Questions fréquentes

Une saisie-attribution peut-elle être pratiquée sur la base d'un protocole d'accord homologué ?
Oui, un protocole d'accord homologué par une décision de justice a force exécutoire. Il peut donc servir de titre pour pratiquer une saisie-attribution, comme cela a été le cas en l'espèce.
Que se passe-t-il si le débiteur conteste la saisie-attribution ?
Le débiteur peut saisir le juge de l'exécution pour contester la saisie.
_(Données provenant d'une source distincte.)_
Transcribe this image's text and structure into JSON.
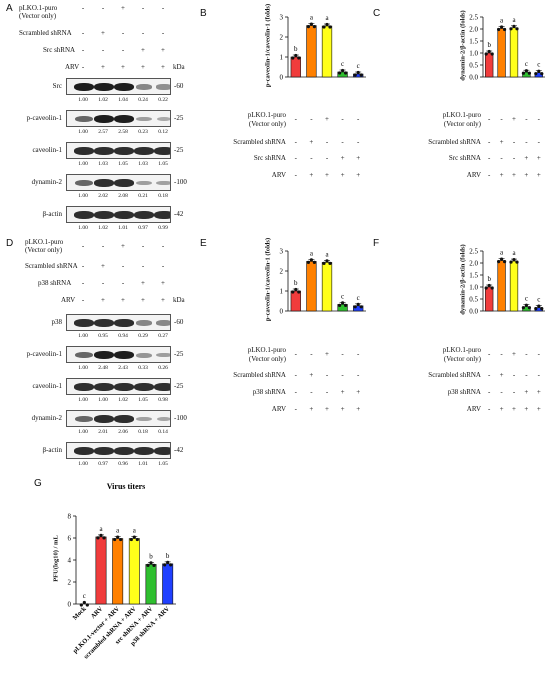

En l'espèce, les époux [C] ont contesté, mais le juge a validé la saisie car l'obligation de payer était exigible et le protocole était exécutoire.
Puis-je refuser de payer tant que l'autre partie n'a pas signé l'acte notarié ?
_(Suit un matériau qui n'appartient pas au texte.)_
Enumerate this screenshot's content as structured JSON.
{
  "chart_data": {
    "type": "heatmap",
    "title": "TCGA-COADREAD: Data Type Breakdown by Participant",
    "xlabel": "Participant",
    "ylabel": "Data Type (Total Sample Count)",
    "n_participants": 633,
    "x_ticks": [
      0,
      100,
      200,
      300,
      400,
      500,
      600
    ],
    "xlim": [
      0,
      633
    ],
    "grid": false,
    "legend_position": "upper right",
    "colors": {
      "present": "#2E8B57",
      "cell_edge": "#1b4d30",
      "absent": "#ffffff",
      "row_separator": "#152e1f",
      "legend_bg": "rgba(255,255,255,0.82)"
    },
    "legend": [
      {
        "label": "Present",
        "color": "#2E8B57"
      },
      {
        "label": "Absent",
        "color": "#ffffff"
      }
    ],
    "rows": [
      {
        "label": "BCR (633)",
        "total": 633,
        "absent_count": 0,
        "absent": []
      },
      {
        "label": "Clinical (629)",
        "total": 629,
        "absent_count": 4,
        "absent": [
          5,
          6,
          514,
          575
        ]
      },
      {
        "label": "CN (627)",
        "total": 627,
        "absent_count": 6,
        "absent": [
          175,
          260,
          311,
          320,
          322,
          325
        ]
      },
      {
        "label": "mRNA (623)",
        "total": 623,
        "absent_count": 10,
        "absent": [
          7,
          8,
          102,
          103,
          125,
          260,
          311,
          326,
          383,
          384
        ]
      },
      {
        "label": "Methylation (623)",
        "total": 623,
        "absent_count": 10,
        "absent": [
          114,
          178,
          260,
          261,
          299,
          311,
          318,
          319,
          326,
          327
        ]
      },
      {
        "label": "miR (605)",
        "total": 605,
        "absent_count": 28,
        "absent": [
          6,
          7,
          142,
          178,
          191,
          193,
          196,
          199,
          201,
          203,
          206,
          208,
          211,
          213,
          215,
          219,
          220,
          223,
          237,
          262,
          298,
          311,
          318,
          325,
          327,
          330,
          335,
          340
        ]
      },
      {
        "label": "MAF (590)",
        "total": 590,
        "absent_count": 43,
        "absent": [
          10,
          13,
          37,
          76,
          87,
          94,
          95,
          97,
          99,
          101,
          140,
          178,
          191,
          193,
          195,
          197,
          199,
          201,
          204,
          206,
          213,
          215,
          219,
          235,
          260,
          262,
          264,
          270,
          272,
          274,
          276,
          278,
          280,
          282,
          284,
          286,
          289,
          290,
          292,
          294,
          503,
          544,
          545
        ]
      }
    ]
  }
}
Non, dans cette affaire, la cour a jugé que l'obligation de payer les travaux était distincte de l'obligation de signer l'acte notarié. Le paiement était dû, et la saisie était valable. L'absence de signature de l'acte notarié peut être sanctionnée par une astreinte, mais ne justifie pas le refus de payer.
Comment obtenir la signature d'un acte notarié prévu dans un accord ?
Si une partie refuse de signer, l'autre peut saisir le juge pour obtenir une injonction de signer sous astreinte. Dans cette affaire, la cour a enjoint aux époux [X] de signer l'acte notarié sous astreinte de 100 euros par jour de retard.
Qu'est-ce qu'une astreinte ?
L'astreinte est une somme d'argent que le juge fixe par jour de retard pour contraindre une personne à exécuter une obligation. En l'espèce, l'astreinte était de 100 euros par jour de retard, pour une durée maximale de trois mois.
Les frais de justice sont-ils partagés en cas de succès partiel ?
Oui, dans cette affaire, la cour a infirmé le jugement sur certains points et a dit que chaque partie supporterait la moitié des dépens de première instance et d'appel, et que chacune conserverait ses frais irrépétibles.